FEA is widely used in various engineering fields as it provides a comprehensive method of analysing complex physical systems. It can be used to analyse stress and strain in structures, fluid dynamics, heat transfer, thermal stresses, and many more. FEA can also be used to predict how materials behave under different loading conditions, and to optimise the design of components.
FEA is particularly useful in the automotive and aerospace industries, where it can be used to study how structures respond under extreme loading conditions. It is also essential for predicting how structures will behave in a crash situation or during high-speed manoeuvres.
FEA (FEM) comes under the umbrella of predictive engineering. I use FEA in my engineering role to predict how a design will react to stress and vibrations in the real world.
We can simulate a design, apply material properties and inspect the results to ensure that the design will behave as we would like in the real world.
This can save a lot of time and money manufacturing failing prototypes and increase the probability of getting designs right the first time.
To learn about the application of FEA, I highly recommend the book, “Building Better Products with Finite Element Analysis”.
What Are The Advantages Of FEM And FEA?
1. Faster Design Development
The primary advantage of FEM and FEA is that they allow engineers to analyse complex systems quickly and accurately. This can save significant amounts of time, money, and resources in the engineering process by reducing the need for physical testing or experimentation.

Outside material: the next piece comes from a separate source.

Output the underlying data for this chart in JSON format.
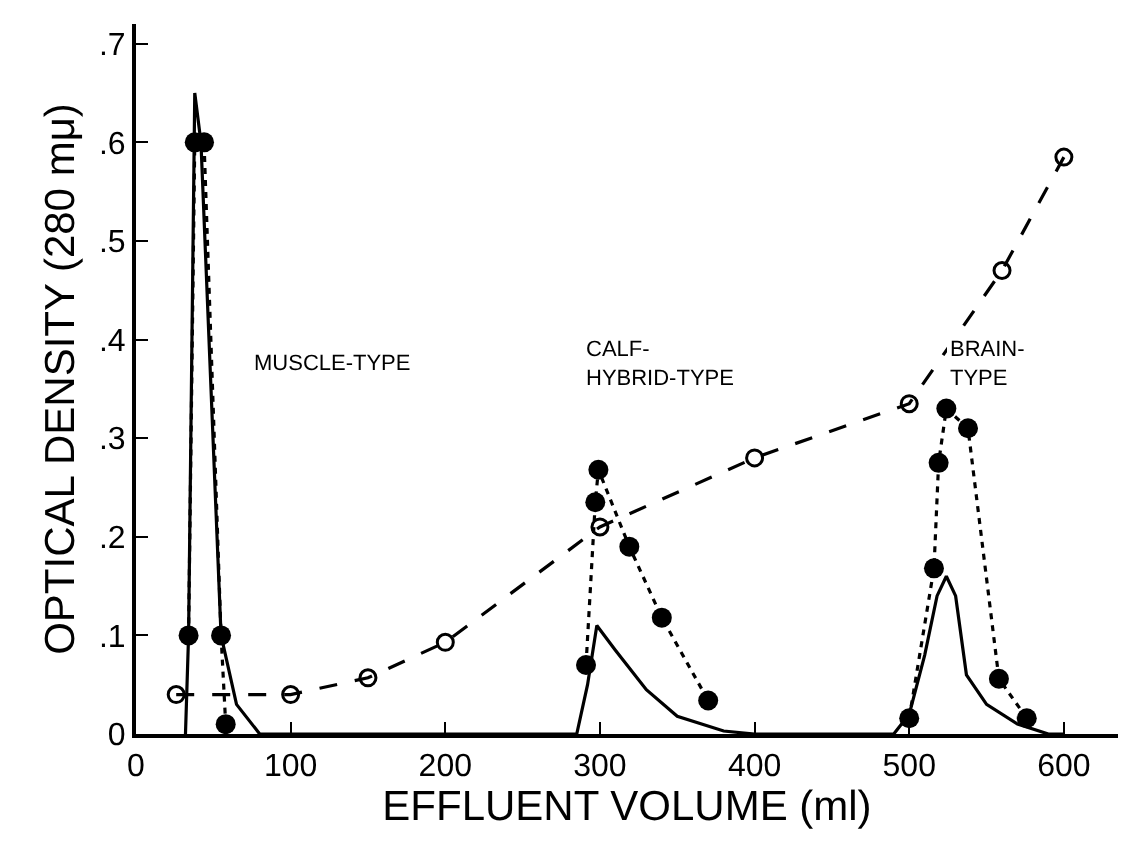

2. Provides Addition Information
FEM / FEA can provide detailed information about a system that would be difficult to determine through other means.
For example, it can show the complex stress response of a component, and highlight any weaknesses or problems before manufacturing.
3. Design Accuracy
FEM and FEA are highly versatile tools that can be used to analyse almost any type of physical system.
Depending on the skill of the simulation analyst, FEA / FEM can provide accurate results for a wide range of loading conditions, so engineers can get an accurate picture of how a structure or system will behave under different scenarios.
4. Cost Effective
Finally, computerised versions of FEM and FEA make it easy for engineers to perform complex analyses with minimal effort and cost.
Thousands of dollars can be saved in the product design lifecycle by using FEA /FEM, as designs can be tested in a virtual environment before making costly physical prototypes.
What Are The Different Types Of FEM?
FEM can be used for a wide variety of complex engineering problems, from structural problems to thermodynamic problems.
Here is a list of some of the different types of FEM
1. Linear Elastic Analysis
2. Nonlinear Analysis
3. Stability and Buckling Analysis
4. Contact Stress and Friction Analysis
5. Thermal Stress and Heat Transfer Analysis
6. Fluid Dynamics Analysis
7. Wave Propagation, Vibration, Acoustics, Sound Radiation & Absorption Simulation
8. Non-Linear Material Behaviour Simulation
9. Structural Optimization
10 Dynamic System Modelling
In conclusion, FEM and FEA are important analytical tools that can be used to analyse a variety of physical systems quickly and accurately. They provide detailed information about the behaviour of a system under different loading conditions and have many advantages over other methods of analysis.
By using the different types of FEM to analyse complex physical systems in a virtual environment, engineers can get an accurate picture of how their designs will behave under various loading conditions before committing resources to expensive prototyping or testing.
This makes it possible for product designers to optimise their designs with minimal effort and cost while ensuring maximum accuracy.
With these advantages in mind, it is clear why so many companies have adopted this technology as part of their engineering process. When applied correctly, FEM can solve complex engineering problems while saving money in the long term.